Bunker Heights is an upcoming American horror film written and directed by Drew Fortier. It stars Fortier, Hannah Fierman, Chaney Morrow, Paul T. Taylor, James L. Edwards, David Ellefson, Vinnie Dombroski, and Violent J. The film follows a homicide detective whose investigation into crime and corruption in a Midwestern city leads to a threat emerging from beneath its streets.
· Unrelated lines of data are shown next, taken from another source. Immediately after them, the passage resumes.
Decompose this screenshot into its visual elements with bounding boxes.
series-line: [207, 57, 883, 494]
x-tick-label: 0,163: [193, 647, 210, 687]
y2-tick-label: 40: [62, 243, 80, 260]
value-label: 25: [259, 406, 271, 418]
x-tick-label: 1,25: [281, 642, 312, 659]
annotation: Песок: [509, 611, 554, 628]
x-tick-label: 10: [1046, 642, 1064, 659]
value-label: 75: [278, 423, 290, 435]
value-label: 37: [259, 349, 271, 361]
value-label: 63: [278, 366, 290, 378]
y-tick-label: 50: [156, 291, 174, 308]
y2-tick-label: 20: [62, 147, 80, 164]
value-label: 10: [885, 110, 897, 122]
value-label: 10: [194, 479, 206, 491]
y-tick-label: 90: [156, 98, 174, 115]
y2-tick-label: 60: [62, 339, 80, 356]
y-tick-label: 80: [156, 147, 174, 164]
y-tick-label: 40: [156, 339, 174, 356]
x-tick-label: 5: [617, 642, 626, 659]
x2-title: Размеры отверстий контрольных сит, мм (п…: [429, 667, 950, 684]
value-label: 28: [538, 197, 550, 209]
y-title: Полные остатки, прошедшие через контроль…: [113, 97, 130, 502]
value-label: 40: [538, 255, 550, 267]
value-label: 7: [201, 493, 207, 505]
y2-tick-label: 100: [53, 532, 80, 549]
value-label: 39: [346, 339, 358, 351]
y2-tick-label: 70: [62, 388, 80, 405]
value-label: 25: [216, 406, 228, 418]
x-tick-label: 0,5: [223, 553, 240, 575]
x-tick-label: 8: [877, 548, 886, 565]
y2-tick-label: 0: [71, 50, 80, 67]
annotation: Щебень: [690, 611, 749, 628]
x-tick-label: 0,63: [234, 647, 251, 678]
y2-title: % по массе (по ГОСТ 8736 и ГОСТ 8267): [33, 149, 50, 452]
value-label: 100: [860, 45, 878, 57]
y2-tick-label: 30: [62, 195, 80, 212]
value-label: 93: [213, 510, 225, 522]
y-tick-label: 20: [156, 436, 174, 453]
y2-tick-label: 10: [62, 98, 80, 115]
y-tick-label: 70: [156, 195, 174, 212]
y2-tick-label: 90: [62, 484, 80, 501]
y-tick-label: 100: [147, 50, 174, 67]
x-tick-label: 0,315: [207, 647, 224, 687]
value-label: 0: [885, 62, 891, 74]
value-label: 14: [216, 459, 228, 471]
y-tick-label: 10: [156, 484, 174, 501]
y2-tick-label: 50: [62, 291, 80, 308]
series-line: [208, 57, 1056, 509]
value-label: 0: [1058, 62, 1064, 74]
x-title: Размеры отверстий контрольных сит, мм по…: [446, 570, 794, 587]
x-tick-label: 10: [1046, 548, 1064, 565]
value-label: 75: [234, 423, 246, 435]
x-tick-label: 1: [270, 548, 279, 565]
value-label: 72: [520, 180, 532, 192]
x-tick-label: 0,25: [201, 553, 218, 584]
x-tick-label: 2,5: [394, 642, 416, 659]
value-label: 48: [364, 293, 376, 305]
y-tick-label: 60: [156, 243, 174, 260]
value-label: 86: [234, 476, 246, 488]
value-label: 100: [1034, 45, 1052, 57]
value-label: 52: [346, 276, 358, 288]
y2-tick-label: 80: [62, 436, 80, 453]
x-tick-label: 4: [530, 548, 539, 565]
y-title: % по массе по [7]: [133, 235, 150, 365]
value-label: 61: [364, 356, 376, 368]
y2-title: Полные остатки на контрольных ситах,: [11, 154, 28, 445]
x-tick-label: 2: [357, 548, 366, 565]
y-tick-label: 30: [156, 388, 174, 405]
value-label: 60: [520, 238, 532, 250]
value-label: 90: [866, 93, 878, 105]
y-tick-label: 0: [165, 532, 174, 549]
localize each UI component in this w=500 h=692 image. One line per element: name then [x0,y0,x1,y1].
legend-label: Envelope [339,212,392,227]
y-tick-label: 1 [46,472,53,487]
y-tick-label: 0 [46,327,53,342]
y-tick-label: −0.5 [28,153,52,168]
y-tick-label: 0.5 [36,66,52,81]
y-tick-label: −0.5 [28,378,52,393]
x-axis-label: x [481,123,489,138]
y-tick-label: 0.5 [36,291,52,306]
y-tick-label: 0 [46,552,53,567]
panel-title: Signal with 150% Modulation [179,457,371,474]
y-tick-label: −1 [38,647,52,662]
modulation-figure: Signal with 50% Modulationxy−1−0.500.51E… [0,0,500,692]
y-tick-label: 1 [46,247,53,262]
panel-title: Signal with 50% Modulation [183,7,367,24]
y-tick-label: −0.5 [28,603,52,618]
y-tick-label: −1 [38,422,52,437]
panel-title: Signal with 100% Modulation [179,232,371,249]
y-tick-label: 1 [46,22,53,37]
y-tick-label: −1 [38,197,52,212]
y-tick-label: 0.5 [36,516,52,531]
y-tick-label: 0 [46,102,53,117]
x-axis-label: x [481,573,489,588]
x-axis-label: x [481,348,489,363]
The film is scheduled to be released worldwide on Blu-ray, DVD, and digital by MVD Entertainment Group on October 13, 2026.

== Cast ==

- Drew Fortier as Derek Tucker
- Hannah Fierman as Julia Stevenson
- Chaney Morrow as Burrows
- Paul T. Taylor as Doctor Young
- Floyd Ewing Jr. as Collins
- David Ellefson as Cranford
- Vinnie Dombroski as Vin
- Violent J as Joe
- Douglas Esper as David
- James L. Edwards as Bellini
- L.C. Holt as Henry

== Production ==
The film was conceived, produced, and shot in secret with a budget of $30,000.

The movie was shot in various locations in the United States, including Knoxville, Tennessee; Cleveland, Ohio; Cincinnati, Ohio; and Miami County, Ohio.

Ex-Megadeth bassist David Ellefson executive-produced and appears in the film along with fellow musicians Vinnie Dombroski (Sponge) and Violent J (Insane Clown Posse). It has been regarded by Dread Central as being a spiritual successor to the 1984 film C.H.U.D..

== Release ==
The teaser trailer and poster art were released in January 2024. In January 2026, the film's full trailer premiered on JCW Lunacy, a television program produced by Juggalo Championship Wrestling. The trailer made its online debut through Dread Central in August 2026.

Bunker Heights is scheduled to be released worldwide on Blu-ray, DVD, and digital by MVD Entertainment Group on October 13, 2026.